Офелия вздрогнула, как бы очнувшись, и опять виновато улыбнулась Гамлету. Он сочувственно смотрел на неё. Его голубые глаза как бы говорили: «Не теряйте веру в доброту и волшебство».
— Ты такой тактичный и чуткий. — Офелия искренне лизнула его раненое ухо и, посмотрев вниз, засмеялась: — Глупые. Живут под крышей и не знают о том, что на крыше. Вам иногда полезно не торопясь смотреть на всё сверху и наслаждаться спокойствием. Побыть наедине с небом и не лаяться, как дворовые собаки.
— Кар-р-р! — аккуратно возмутилась Фрося.
— Не обижай дворян, они хорошо воспитаны улицей, — согласился с Фросей Гамлет. — Не как породистые беспредельщики.
— Извини, я забыла, что ты тоже дворянин.
— До двух лет я жил вон там, — Гамлет показал в дальний угол двора, — рядом с контейнерами и пивным киоском. Там все вежливые.

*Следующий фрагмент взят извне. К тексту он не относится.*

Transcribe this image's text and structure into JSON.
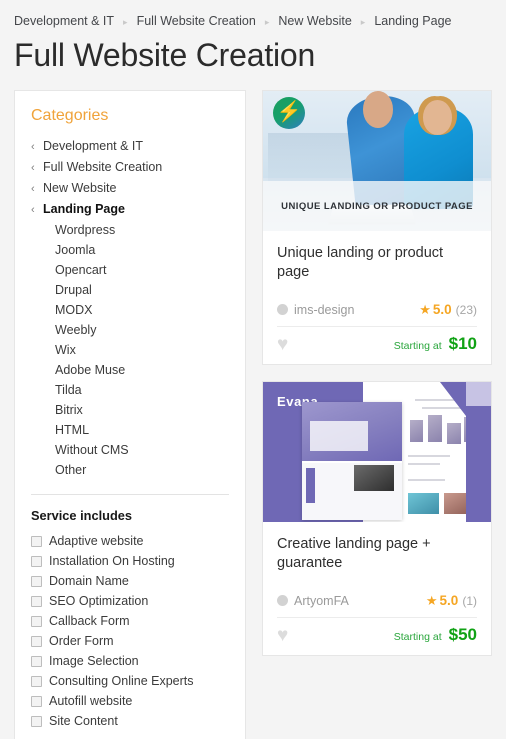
{
  "breadcrumb": {
    "separator": "▸",
    "items": [
      {
        "label": "Development & IT"
      },
      {
        "label": "Full Website Creation"
      },
      {
        "label": "New Website"
      },
      {
        "label": "Landing Page"
      }
    ]
  },
  "page": {
    "title": "Full Website Creation"
  },
  "sidebar": {
    "categories_heading": "Categories",
    "chevron": "‹",
    "tree": [
      {
        "label": "Development & IT",
        "active": false
      },
      {
        "label": "Full Website Creation",
        "active": false
      },
      {
        "label": "New Website",
        "active": false
      },
      {
        "label": "Landing Page",
        "active": true
      }
    ],
    "subcategories": [
      {
        "label": "Wordpress"
      },
      {
        "label": "Joomla"
      },
      {
        "label": "Opencart"
      },
      {
        "label": "Drupal"
      },
      {
        "label": "MODX"
      },
      {
        "label": "Weebly"
      },
      {
        "label": "Wix"
      },
      {
        "label": "Adobe Muse"
      },
      {
        "label": "Tilda"
      },
      {
        "label": "Bitrix"
      },
      {
        "label": "HTML"
      },
      {
        "label": "Without CMS"
      },
      {
        "label": "Other"
      }
    ],
    "service_includes_heading": "Service includes",
    "service_includes": [
      {
        "label": "Adaptive website",
        "checked": false
      },
      {
        "label": "Installation On Hosting",
        "checked": false
      },
      {
        "label": "Domain Name",
        "checked": false
      },
      {
        "label": "SEO Optimization",
        "checked": false
      },
      {
        "label": "Callback Form",
        "checked": false
      },
      {
        "label": "Order Form",
        "checked": false
      },
      {
        "label": "Image Selection",
        "checked": false
      },
      {
        "label": "Consulting Online Experts",
        "checked": false
      },
      {
        "label": "Autofill website",
        "checked": false
      },
      {
        "label": "Site Content",
        "checked": false
      }
    ]
  },
  "results": {
    "cards": [
      {
        "banner_text": "UNIQUE LANDING OR PRODUCT PAGE",
        "logo_icon": "lightning-bolt-icon",
        "logo_glyph": "⚡",
        "title": "Unique landing or product page",
        "seller": "ims-design",
        "rating_star": "★",
        "rating": "5.0",
        "rating_count": "(23)",
        "favorite_glyph": "♥",
        "starting_label": "Starting at",
        "price": "$10"
      },
      {
        "brand": "Evana",
        "title": "Creative landing page + guarantee",
        "seller": "ArtyomFA",
        "rating_star": "★",
        "rating": "5.0",
        "rating_count": "(1)",
        "favorite_glyph": "♥",
        "starting_label": "Starting at",
        "price": "$50"
      }
    ]
  },
  "colors": {
    "accent_orange": "#f0a33a",
    "rating_gold": "#f5a623",
    "price_green": "#11a215",
    "card_purple": "#6f68b5",
    "page_bg": "#f4f4f4"
  }
}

— Согласна, на улице хамы долго не живут. Скучаешь по той жизни?
— Сейчас? — задумался Гамлет.— Как бы это тебе сказать… Нет уже тех оперно-романтических интонаций , как в молодости. Какие концерты мы давали вместе с рыжим Шаляпиным, гастролёром из соседнего двора!
— Я слышала, — хихикнула Офелия, — это было божественно.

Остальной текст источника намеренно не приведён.